I know he's right. I feel off today, like something's not right, but I can't put my finger on it. I'm still tired from last night's bender. And the game tomorrow. The rest of the guys strip off their gear, not paying much attention to me, but Micheal catches my eye, pulling out his flashlight to do a quick concussion check. I nod, signaling that I'm good. He leaves me alone to shower and get ready for the night.
Jackson, as usual, is the first to offer to go out. "Want to hit the bar?" he asks while we both head for the showers. "Hell, yeah. It's been a tough week. I need a drink."
As we step into the shower stalls, the usual banter picks up. Zack's busy running his mouth, throwing shade at Jackson for his frequent penalty box time, while Miles chimes in about Jackson's drinking habits.
"Maybe you should try drinking less during the season," Miles jokes.
"Nope," Jackson replies without missing a beat. "I like my cheap booze, blackout nights, and random hookups."
I finish my shower, taking my time, not wanting to rush out into the chaos just yet. I'd rather not stink when I head back to my place with someone tonight. Not that I care who it is anymore — the girls are all the same, just bodies. But at least they make it easier to forget everything else for a while.
The locker room talk continues, and I can barely keep my eyes open. The guys are hyped for the night, but I can't help but feel the exhaustion creeping in. It's the same old thing, and the thought of another meaningless night out isn't exactly thrilling.
"See you, coach," I say as I leave the locker room, and he gives me a half-wave. The arena is mostly empty now, just me and a few straggling guys packing up. I head out, passing a few puck bunnies lingering around the bleachers. They stare at me, but I don't bother giving them the satisfaction of acknowledgment. I keep walking, my boots tapping against the floor with each step.
"Nice job in practice, River," Mindy says, her voice grating. I don't know why, but I've never liked her. Maybe it's the fact that she's slept with half the team or maybe it's her desperation to get in my pants. Either way, I'm not interested.

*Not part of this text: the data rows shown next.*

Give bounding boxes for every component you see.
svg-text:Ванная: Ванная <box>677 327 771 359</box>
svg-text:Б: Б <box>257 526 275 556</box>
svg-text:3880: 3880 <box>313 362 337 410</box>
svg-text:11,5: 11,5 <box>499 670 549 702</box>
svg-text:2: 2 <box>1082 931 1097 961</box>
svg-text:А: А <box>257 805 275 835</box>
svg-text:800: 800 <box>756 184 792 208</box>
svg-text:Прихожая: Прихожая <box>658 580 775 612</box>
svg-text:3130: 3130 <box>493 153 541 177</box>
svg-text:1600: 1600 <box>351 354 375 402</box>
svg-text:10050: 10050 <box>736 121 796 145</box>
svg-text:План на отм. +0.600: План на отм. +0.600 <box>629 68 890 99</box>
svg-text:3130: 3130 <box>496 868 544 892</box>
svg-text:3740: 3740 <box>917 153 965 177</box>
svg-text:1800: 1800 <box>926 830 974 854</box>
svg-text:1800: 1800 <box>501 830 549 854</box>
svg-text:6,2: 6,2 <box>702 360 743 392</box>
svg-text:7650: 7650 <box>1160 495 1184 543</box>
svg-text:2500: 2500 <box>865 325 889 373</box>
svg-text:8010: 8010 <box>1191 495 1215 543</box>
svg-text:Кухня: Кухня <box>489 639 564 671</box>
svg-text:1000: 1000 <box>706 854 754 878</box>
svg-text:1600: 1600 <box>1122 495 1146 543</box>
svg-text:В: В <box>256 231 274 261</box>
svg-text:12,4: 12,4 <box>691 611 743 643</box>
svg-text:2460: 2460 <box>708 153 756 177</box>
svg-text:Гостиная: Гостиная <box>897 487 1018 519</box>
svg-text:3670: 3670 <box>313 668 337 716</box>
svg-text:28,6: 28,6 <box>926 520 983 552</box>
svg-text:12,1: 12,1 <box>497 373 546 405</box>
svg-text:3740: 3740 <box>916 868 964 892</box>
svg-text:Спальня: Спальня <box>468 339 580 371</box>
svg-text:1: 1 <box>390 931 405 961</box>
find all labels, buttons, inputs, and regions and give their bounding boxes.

Kolton claps me on the back. "Ladies, we're out of here." He's been my best friend since first grade when I spilled apple juice all over him. He's the guy who's never treated me like a superstar. He's a true friend, but even that's starting to feel strained. He's married now, and I see less and less of him. It's his life, and he's happy, but I can't help but feel a little... left behind.
"Got a family now," he continues, "but I still remember the good old days. Don't forget me when you're famous, huh?"

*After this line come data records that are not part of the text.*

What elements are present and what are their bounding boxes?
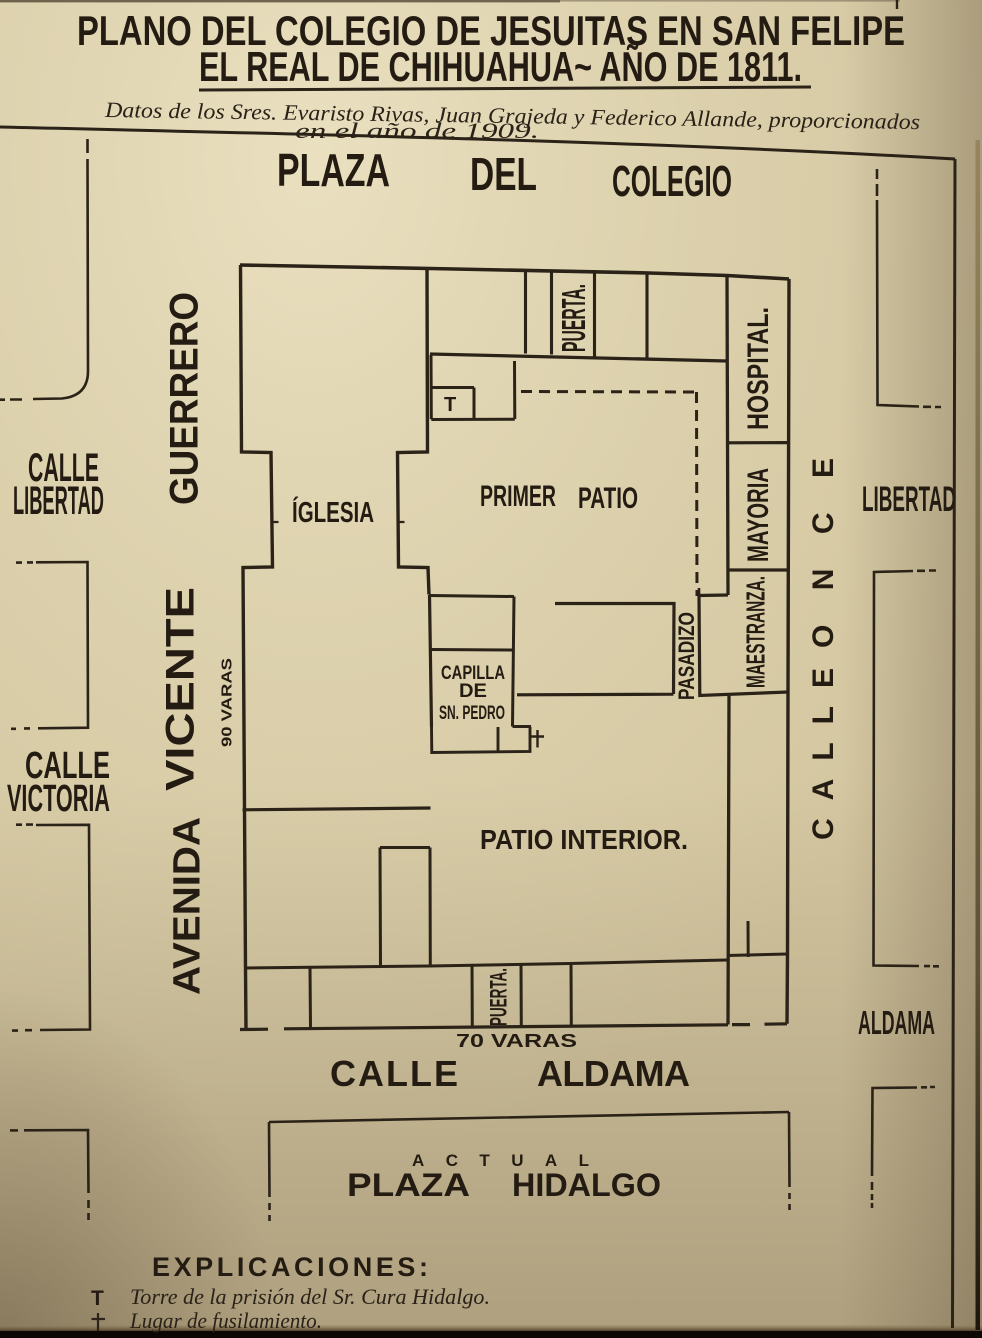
svg-text:T: T	[444, 394, 456, 416]
svg-text:70 VARAS: 70 VARAS	[456, 1031, 577, 1051]
svg-text:en el año de 1909.: en el año de 1909.	[295, 118, 539, 143]
svg-text:DEL: DEL	[470, 148, 537, 200]
svg-text:90 VARAS: 90 VARAS	[219, 658, 236, 747]
svg-text:PUERTA.: PUERTA.	[555, 284, 592, 352]
svg-text:PLAZA: PLAZA	[347, 1167, 470, 1203]
svg-text:Lugar de fusilamiento.: Lugar de fusilamiento.	[129, 1308, 322, 1333]
svg-text:PASADIZO: PASADIZO	[674, 612, 699, 700]
svg-text:ÍGLESIA: ÍGLESIA	[292, 495, 374, 529]
svg-text:HIDALGO: HIDALGO	[512, 1167, 661, 1203]
svg-text:COLEGIO: COLEGIO	[612, 157, 732, 206]
svg-text:DE: DE	[459, 681, 487, 702]
svg-text:VICTORIA: VICTORIA	[7, 778, 110, 820]
svg-text:ALDAMA: ALDAMA	[537, 1053, 690, 1094]
svg-text:HOSPITAL.: HOSPITAL.	[742, 307, 775, 430]
svg-text:LIBERTAD: LIBERTAD	[862, 480, 956, 519]
svg-text:SN. PEDRO: SN. PEDRO	[439, 703, 505, 724]
svg-text:MAESTRANZA.: MAESTRANZA.	[740, 576, 770, 688]
svg-text:Torre de la prisión del Sr. Cu: Torre de la prisión del Sr. Cura Hidalgo…	[130, 1284, 490, 1309]
svg-text:PRIMER: PRIMER	[480, 480, 556, 513]
svg-text:MAYORIA: MAYORIA	[742, 468, 775, 562]
svg-text:PUERTA.: PUERTA.	[486, 968, 513, 1026]
svg-text:PATIO: PATIO	[578, 482, 638, 515]
svg-text:PATIO INTERIOR.: PATIO INTERIOR.	[480, 824, 688, 855]
svg-text:T: T	[91, 1287, 104, 1310]
svg-text:VICENTE: VICENTE	[158, 587, 202, 791]
svg-text:LIBERTAD: LIBERTAD	[13, 479, 104, 523]
svg-text:GUERRERO: GUERRERO	[162, 292, 206, 505]
svg-text:EL REAL DE CHIHUAHUA~ AÑO DE 1: EL REAL DE CHIHUAHUA~ AÑO DE 1811.	[199, 43, 802, 90]
svg-text:CALLE: CALLE	[330, 1053, 458, 1094]
svg-text:PLAZA: PLAZA	[277, 144, 390, 196]
svg-text:ALDAMA: ALDAMA	[858, 1004, 935, 1041]
svg-text:AVENIDA: AVENIDA	[167, 817, 209, 995]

I laugh it off, but the truth is, I feel more disconnected from Kolton than ever. He's got Sophia now, and I get it; they're in love, but I'm starting to feel like I'm losing him. When he was just Kolton, the guy I used to talk to for hours, the guy who got it, life was easier. Now, he's wrapped up in a different world, and it feels like I'm stuck in this one, spinning my wheels.
"Yeah, man," I joke, shaking it off. "Good luck with that married life."
We walk to the parking lot, and both of our trucks are parked side by side. It's the usual — Kolton's driving, and I'm following behind.
"Oh, by the way," he starts, his voice casually taunting.
"Don't say it," I mutter under my breath.
"Sophia's coming with us tonight," he announces as if that's some great surprise.
I groan. I love Sophia. She's the little sister I never had. But ever since she and Kolton married last year, I no longer see him alone. She's always by his side, and while I get it — they're in love, I guess — it's starting to get old.
"Great, so she's playing the babysitter tonight?" I joke, hopping into my truck. Kolton flips me off and speeds out of the lot, leaving me behind.